Диоген Лаэртский, "О жизни, учениях и изречениях знаменитых философов", книга 3, 5
Другая сторона учения Платона:
"Самое главное здесь следующее: никто никогда не должен оставаться без начальника — ни мужчины, ни женщины. Ни в серьезных занятиях, ни в играх никто не должен приучать себя действовать по собственному усмотрению: нет, всегда — и на войне, и в мирное время — надо жить с постоянной оглядкой на начальника и следовать его указаниям. Даже в самых незначительных мелочах надо ими руководствоваться, например, по первому его приказанию останавливаться на месте, идти вперед, приступать к упражнениям, умываться, питаться, пробуждаться ночью для несения охраны и исполнения поручений… Словом, пусть человеческая душа приобретет навык совершенно не уметь делать что-то отдельно от других людей и даже не понимать, как это возможно. Пусть жизнь всех людей будет возможно более сплоченной и общей. Ибо нет и никогда не будет ничего более лучшего и полезного, и искусного в деле достижения удачи и победы на войне. Упражняться в этом надо с самых малых лет, причем и в мирное время.
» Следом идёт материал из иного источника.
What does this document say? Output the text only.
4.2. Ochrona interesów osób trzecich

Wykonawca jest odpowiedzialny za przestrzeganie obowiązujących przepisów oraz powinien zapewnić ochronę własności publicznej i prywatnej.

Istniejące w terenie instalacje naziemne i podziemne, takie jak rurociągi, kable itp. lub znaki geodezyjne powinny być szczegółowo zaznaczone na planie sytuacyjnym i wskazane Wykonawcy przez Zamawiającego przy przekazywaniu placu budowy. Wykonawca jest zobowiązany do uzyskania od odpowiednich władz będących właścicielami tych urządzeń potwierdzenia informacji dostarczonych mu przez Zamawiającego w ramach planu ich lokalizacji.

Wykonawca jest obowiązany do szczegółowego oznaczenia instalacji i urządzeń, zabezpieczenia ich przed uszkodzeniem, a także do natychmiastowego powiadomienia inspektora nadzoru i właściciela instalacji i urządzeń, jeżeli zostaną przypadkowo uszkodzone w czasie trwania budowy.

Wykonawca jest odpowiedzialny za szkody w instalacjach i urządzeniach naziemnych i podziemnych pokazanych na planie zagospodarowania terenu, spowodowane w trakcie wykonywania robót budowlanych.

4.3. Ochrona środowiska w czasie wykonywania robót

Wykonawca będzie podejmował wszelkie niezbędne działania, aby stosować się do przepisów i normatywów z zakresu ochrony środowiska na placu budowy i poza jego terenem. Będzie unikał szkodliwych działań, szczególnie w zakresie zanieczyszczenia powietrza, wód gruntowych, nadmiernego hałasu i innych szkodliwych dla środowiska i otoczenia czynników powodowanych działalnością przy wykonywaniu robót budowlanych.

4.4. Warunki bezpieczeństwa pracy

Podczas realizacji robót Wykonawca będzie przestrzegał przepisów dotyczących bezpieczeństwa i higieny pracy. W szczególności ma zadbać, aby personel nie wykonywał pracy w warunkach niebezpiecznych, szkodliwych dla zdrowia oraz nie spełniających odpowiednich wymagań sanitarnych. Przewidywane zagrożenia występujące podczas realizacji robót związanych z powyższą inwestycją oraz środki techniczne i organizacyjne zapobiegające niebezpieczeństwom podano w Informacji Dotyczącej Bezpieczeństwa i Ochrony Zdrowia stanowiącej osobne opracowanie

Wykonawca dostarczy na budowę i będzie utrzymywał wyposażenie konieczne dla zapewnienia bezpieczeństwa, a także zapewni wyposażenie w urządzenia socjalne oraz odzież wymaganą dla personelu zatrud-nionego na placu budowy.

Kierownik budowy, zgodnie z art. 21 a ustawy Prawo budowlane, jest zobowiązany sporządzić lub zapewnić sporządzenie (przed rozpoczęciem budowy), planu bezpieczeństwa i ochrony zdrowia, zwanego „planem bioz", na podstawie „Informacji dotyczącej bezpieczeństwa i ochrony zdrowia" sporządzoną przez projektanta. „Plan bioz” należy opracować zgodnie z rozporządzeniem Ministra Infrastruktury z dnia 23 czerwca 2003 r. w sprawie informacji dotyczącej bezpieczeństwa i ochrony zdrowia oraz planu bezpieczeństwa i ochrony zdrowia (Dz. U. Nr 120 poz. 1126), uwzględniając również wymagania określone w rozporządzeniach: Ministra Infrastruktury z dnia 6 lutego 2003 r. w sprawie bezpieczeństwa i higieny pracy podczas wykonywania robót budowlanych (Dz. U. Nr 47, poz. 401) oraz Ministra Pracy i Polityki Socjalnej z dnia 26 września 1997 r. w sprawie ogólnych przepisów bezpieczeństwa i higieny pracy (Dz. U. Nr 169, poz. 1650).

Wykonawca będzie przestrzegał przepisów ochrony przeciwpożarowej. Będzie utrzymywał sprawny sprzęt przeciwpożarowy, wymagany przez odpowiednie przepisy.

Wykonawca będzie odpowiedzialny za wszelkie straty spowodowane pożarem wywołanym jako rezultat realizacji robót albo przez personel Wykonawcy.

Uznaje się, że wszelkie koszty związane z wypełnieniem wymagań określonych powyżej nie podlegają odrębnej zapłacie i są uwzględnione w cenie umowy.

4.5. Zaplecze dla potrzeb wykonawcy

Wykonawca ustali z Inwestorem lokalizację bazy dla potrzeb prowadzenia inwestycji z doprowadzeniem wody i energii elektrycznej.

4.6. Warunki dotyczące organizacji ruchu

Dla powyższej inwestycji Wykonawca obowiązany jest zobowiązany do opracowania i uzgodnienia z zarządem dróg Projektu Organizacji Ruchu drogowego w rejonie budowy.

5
Надо начальствовать над другими и самому быть у них под началом. А безначалие должно быть изъято из жизни всех людей и даже животных, подвластных людям".
Законы, фр. 942a-f
Это кажется пугающе знакомым всем, кто изучал Третий Рейх и коммунистические режимы от сталинской России до культурной революции в Китае. "Политическая наука" диктаторства, кажется, мало изменилась за последние две тысячи лет со времен зарождения нашей цивилизации. Также как и психология, подталкивающая к созданию таких государств, не сильно улучшилась за это время.
Веками идеи Платона не причиняли вреда. Пока его книги хранились на полках классиков и теологов, эти взгляды были не опасны. Однако настало время, и руководители элитных школ и пансионов положили их в основу викторианской системы образования. В середине XX века австрийский философ Карл Поппер решил, что пора показать связь этой теории с фашистской идеологией. Он сделал это в книге "Открытое общество и его враги", из которой взят следующий отрывок:
"Индивидуализм, объединенный с альтруизмом, стал основой нашей западной цивилизации. Это — центральное положение христианства ("Возлюби ближнего", — говорит священное Писание, а не "возлюби свое племя") и ядро всех этических доктрин, возникших в нашей цивилизации и питавших ее… Платон был прав, когда видел в этой доктрине врага своего кастового общества, и он ненавидел ее больше всех прочих «подрывных» учений его времени… Никогда человек не был более откровенен в выражении враждебности к индивидуальному".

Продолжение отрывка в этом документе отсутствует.